Il fuoco e l'aria, per i primi filosofi greci, erano tra i principi elementari posti alla base della nascita del mondo. Il fuoco e il vento, per Tamaro, sono tra i principi elementari posti alla base della rinascita del mondo. Un mondo di pulsioni basiche, inguaribilmente infantile, evocato a chiare lettere già in Anima mundi (dove erano la terra, e ancora il fuoco e il vento, a giustificarlo) e di cui rimangono impresse nella memoria del lettore non molto più di coppie minime di azioni e reazioni. Le azioni che recano disagio, le reazioni che al disagio tentano di fornire una riposta. Azione: l'immobilità cui costringe la noia. Reazione: il moto conoscitivo indotto dalla curiosità. Azione: il materialismo dell'avere, che ha trasformato la felicità in un "attributo del possesso". Reazione: la nobiltà dell'essere, il paradiso interiore di chi ha smesso di piacersi e di desiderare, di chi "non arraffa ma cede". Azione: il grigiore della mediocrità posta come condizione per la maturazione individuale. Reazione: lo splendore del cielo infinito che apre al regno del mistero, che mette alla prova la "paura di crescere", "di aprirsi alle emozioni". E così, di azione in reazione, fino alla fine. Azioni e reazioni fatte di parole che l'autrice, negli anni, ha tentato di scolpire, in parte riuscendoci, nella mente dei suoi più fedeli lettori.
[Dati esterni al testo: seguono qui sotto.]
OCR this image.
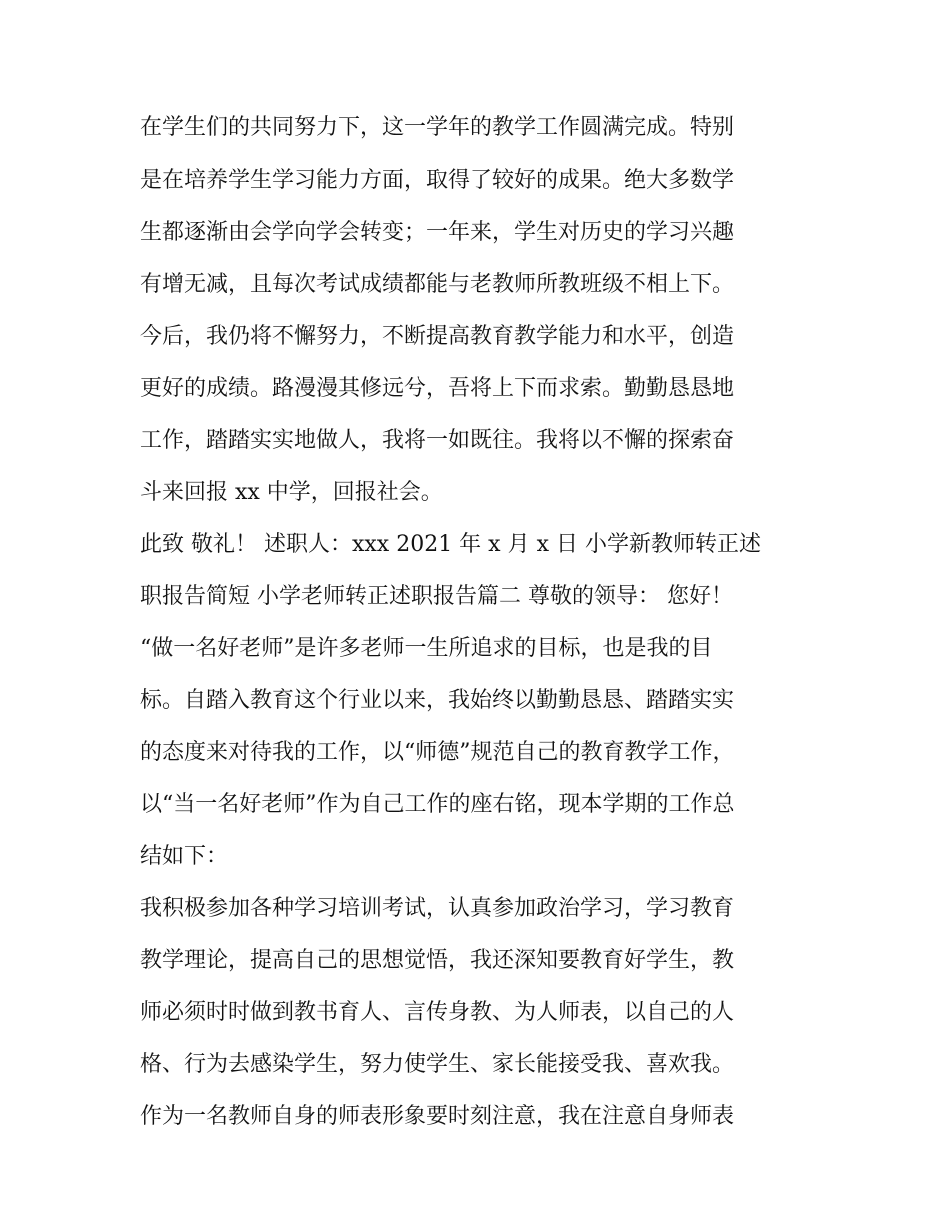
在学生们的共同努力下，这一学年的教学工作圆满完成。特别
是在培养学生学习能力方面，取得了较好的成果。绝大多数学
生都逐渐由会学向学会转变；一年来，学生对历史的学习兴趣
有增无减，且每次考试成绩都能与老教师所教班级不相上下。
今后，我仍将不懈努力，不断提高教育教学能力和水平，创造
更好的成绩。路漫漫其修远兮，吾将上下而求索。勤勤恳恳地
工作，踏踏实实地做人，我将一如既往。我将以不懈的探索奋
斗来回报 xx 中学，回报社会。
此致 敬礼！ 述职人：xxx 2021 年 x 月 x 日 小学新教师转正述
职报告简短 小学老师转正述职报告篇二 尊敬的领导： 您好！
“做一名好老师”是许多老师一生所追求的目标，也是我的目
标。自踏入教育这个行业以来，我始终以勤勤恳恳、踏踏实实
的态度来对待我的工作，以“师德”规范自己的教育教学工作，
以“当一名好老师”作为自己工作的座右铭，现本学期的工作总
结如下：
我积极参加各种学习培训考试，认真参加政治学习，学习教育
教学理论，提高自己的思想觉悟，我还深知要教育好学生，教
师必须时时做到教书育人、言传身教、为人师表，以自己的人
格、行为去感染学生，努力使学生、家长能接受我、喜欢我。
作为一名教师自身的师表形象要时刻注意，我在注意自身师表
Parole che sembrerebbero quindi sostanzialmente inequivoche: leggere come l'aria o, al contrario, pesanti come pietre, in grado di sollevare verso la luce del cielo o di inabissare verso il buio del baratro. Parole che invece, anche nella loro apparentemente più disarmata elementarità, si scoprono talora alimentate dalla linfa di significazioni o di simbolizzazioni altre (o semplicemente diverse). O palesemente ambigue. O dalla doppia faccia: come l'inquietudine, per un verso "segno di salute", per un altro verso prodotto della noia. Non crediamo si possa allora cadere in errore se si ravvisa la chiave di volta della cifra di Susanna Tamaro proprio nell'inquietudine, personale e, per quanto si è appena detto, in parte anche espressiva. Saranno allora pure il fuoco e il vento a dare un senso all'esistenza umana. Se l'uomo non fosse però fondamentalmente inquieto, se non si smarrisse continuamente, il fuoco (foss'anche dell'Amore) non avrebbe di che bruciare, il vento (foss'anche dello Spirito) non avrebbe di che soffiare.